12 Dec 2012

Bless

This morning I had my first, proper, heart melter.  Shit.  My maternal instinct's have obviously been on some sort of muscle relaxant or something.. it's only taken 7 bloody weeks to kick in!

Mushroom and I were playing on the bed in the air con after our stinker of a walk this morning.  We were both hot and sweaty, him from laying in the pram, me from striding it out.  He was being a fussy turd and I realised it was nap time (getting good at recognising those tired cues people!) so I decided to give him a feed so he could nod off like a happy little clam and I could have a damn shower.

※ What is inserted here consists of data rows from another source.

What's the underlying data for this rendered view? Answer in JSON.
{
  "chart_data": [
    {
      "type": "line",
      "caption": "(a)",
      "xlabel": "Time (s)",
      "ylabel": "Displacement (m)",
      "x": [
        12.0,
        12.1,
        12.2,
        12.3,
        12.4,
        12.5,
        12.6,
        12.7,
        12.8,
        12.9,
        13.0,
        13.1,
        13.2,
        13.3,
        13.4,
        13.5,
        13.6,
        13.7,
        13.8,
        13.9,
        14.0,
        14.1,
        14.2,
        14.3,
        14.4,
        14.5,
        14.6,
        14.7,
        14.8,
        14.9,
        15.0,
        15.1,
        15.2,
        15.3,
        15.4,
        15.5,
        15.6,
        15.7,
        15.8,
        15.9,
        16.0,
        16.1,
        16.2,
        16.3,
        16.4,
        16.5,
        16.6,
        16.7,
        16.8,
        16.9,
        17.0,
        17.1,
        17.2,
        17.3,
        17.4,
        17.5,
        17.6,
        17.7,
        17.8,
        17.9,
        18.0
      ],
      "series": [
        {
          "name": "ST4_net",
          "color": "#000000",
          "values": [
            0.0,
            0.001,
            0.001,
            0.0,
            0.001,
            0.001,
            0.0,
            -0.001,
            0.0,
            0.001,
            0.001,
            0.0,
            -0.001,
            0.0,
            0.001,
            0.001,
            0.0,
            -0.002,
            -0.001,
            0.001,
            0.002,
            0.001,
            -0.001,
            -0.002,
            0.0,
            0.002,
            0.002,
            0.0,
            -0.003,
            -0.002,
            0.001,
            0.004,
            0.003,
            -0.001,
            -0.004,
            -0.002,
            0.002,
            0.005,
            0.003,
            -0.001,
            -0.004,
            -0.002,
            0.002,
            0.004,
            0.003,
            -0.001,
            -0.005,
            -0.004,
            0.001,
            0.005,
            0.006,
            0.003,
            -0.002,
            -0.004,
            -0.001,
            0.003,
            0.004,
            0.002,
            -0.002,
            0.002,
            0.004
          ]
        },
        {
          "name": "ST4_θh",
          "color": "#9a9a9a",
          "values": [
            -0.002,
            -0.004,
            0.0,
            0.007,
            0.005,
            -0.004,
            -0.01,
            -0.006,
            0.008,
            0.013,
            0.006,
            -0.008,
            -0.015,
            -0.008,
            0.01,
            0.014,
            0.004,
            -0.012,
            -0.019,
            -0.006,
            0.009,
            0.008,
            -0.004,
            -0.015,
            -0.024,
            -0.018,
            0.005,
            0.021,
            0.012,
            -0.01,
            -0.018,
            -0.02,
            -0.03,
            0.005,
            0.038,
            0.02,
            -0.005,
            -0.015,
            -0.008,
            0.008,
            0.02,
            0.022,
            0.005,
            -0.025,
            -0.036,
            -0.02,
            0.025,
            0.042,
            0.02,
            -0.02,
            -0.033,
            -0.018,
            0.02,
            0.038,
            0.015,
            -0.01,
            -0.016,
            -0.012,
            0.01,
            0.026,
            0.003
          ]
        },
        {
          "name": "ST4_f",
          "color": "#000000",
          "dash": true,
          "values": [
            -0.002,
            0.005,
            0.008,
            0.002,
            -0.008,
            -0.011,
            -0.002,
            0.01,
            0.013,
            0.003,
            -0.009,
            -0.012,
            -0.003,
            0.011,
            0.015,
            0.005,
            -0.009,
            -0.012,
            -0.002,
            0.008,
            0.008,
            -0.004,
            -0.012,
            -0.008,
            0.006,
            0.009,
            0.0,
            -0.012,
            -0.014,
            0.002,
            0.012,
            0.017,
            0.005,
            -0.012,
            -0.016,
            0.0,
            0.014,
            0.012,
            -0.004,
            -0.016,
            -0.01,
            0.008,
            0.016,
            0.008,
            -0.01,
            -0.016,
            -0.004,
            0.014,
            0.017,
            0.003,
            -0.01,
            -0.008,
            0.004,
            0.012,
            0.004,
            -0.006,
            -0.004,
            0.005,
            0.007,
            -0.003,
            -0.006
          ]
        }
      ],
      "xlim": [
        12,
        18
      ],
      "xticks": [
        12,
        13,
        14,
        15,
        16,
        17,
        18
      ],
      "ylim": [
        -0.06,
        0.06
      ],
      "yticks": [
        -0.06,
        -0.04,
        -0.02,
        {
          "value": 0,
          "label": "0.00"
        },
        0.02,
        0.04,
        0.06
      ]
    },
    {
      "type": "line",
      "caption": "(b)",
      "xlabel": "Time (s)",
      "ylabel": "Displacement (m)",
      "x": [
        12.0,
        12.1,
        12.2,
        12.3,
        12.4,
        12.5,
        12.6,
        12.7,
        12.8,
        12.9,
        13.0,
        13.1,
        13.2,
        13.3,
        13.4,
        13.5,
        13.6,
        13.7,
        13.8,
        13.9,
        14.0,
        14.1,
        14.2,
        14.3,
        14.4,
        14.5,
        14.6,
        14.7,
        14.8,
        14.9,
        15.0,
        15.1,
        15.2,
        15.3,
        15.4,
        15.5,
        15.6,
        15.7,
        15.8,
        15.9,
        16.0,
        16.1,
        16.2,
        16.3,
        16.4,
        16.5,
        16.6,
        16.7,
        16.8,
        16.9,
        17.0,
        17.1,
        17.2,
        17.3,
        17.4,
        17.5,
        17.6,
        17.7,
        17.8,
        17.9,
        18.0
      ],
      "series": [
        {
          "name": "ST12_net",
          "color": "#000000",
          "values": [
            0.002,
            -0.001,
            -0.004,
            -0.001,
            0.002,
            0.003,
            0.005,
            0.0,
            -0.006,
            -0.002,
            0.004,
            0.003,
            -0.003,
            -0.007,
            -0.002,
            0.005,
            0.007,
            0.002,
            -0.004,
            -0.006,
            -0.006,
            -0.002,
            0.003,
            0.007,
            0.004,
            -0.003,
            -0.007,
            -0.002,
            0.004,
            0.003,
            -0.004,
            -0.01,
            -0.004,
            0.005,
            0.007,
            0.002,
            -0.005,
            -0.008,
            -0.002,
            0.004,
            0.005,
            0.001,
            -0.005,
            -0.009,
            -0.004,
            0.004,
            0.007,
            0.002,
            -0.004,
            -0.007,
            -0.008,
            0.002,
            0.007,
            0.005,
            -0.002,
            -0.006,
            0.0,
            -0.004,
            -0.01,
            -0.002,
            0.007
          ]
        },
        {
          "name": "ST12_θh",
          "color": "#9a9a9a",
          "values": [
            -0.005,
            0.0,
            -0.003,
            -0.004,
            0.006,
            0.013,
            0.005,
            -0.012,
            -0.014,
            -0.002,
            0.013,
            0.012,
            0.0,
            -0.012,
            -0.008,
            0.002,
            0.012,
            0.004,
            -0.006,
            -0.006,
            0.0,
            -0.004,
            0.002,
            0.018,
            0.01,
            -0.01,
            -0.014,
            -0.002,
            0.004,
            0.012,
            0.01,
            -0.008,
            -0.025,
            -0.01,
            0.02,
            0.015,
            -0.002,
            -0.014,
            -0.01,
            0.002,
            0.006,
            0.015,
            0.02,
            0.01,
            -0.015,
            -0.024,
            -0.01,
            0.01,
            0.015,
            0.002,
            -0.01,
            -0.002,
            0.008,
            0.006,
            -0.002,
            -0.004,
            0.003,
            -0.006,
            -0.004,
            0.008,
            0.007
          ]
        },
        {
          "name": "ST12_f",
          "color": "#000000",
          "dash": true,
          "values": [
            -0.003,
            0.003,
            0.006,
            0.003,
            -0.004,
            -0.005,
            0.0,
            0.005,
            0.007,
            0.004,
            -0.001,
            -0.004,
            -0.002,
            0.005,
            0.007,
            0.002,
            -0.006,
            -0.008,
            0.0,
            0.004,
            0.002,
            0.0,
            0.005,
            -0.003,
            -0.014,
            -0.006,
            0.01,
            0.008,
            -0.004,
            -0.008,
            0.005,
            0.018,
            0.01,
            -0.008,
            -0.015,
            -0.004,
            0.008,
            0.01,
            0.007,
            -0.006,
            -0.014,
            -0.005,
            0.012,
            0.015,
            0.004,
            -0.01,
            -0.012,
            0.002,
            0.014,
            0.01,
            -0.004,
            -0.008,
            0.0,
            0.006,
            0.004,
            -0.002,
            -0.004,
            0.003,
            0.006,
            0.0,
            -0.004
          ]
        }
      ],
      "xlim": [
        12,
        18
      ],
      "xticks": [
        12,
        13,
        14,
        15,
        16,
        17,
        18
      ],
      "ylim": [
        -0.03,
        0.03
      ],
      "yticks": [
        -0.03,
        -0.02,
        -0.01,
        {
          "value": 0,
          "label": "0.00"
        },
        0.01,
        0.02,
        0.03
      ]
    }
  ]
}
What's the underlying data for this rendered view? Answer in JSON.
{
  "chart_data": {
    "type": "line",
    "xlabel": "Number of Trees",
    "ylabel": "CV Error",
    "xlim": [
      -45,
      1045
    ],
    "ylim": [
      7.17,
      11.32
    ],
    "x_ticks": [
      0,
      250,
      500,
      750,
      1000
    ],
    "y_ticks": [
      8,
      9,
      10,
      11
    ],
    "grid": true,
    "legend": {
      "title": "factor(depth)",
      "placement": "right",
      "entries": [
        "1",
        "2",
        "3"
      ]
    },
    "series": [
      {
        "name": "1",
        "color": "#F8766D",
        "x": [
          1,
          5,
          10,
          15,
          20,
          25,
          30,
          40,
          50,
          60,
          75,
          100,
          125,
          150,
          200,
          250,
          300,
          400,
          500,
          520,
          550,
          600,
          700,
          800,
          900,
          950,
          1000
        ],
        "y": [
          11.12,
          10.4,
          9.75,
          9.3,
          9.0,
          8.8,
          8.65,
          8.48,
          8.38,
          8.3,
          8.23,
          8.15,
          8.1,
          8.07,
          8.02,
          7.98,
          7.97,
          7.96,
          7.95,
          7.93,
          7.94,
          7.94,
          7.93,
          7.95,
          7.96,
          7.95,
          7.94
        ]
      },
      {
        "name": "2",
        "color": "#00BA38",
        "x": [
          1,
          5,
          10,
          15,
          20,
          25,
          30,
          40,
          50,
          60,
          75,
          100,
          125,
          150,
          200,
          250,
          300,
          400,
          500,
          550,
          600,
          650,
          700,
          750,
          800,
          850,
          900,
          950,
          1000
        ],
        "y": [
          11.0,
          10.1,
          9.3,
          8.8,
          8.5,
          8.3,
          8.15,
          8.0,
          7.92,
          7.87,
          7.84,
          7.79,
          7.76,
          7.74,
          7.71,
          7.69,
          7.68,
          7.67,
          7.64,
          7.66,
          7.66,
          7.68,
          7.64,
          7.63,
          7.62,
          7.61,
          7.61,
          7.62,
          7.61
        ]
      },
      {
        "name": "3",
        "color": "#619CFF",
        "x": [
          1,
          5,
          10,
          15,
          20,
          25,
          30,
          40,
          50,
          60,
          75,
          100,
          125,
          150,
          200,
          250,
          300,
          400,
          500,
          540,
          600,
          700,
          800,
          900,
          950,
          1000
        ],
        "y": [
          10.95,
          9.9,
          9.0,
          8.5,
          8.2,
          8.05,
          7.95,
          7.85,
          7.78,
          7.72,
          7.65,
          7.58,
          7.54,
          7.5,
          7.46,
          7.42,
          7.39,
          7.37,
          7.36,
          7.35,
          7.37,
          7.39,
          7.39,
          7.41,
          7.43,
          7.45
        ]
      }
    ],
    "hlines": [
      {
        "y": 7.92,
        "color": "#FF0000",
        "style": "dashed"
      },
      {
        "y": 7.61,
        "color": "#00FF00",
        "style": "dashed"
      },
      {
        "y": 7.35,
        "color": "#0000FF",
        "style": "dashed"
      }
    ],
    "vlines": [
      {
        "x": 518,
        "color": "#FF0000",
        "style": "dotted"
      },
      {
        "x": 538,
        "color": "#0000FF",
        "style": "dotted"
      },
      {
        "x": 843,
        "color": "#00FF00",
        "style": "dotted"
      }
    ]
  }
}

Instead of settling down and eating like a civilised person, my boy kept kicking the bed head and punching my boob with his little clenched up fists, jumping off and on and yelling his displeasure at me to the tone of:

'Wah!'
Gulp
Gulp
Gulp
'WAH!'

All the while staring up at me with disapproval and Cranky McCrank eyes.  After the third time it happened,  I decided to get even.  The next time he pulled off before he could utter a sound, I 'WAH'ed at him first.  You should have seen the look on his face!  Talk about big eyes, absolutely hilarious!  I started to laugh at him, as I do quite often as he takes himself so bloody seriously, when the best thing happened.  My little man's stern face dissolved into the biggest smile and he actually cooed at me, it was almost a giggle!  He smiled at me for a whole minute, grinning and carrying on, then stuck himself back on the booby and drifted off to sleep. He was so happy in that moment that my little heart melted and I actually had tears spring to my eyes.

Moments like that seem to be what makes motherhood all worth it.  I thought there was something wrong with me as I was yet to experience one of those crazy tears springing to eyes bullshit, but it happened to me today.  Bless his little cotton socks if it wasn't too feckin hot to wear them!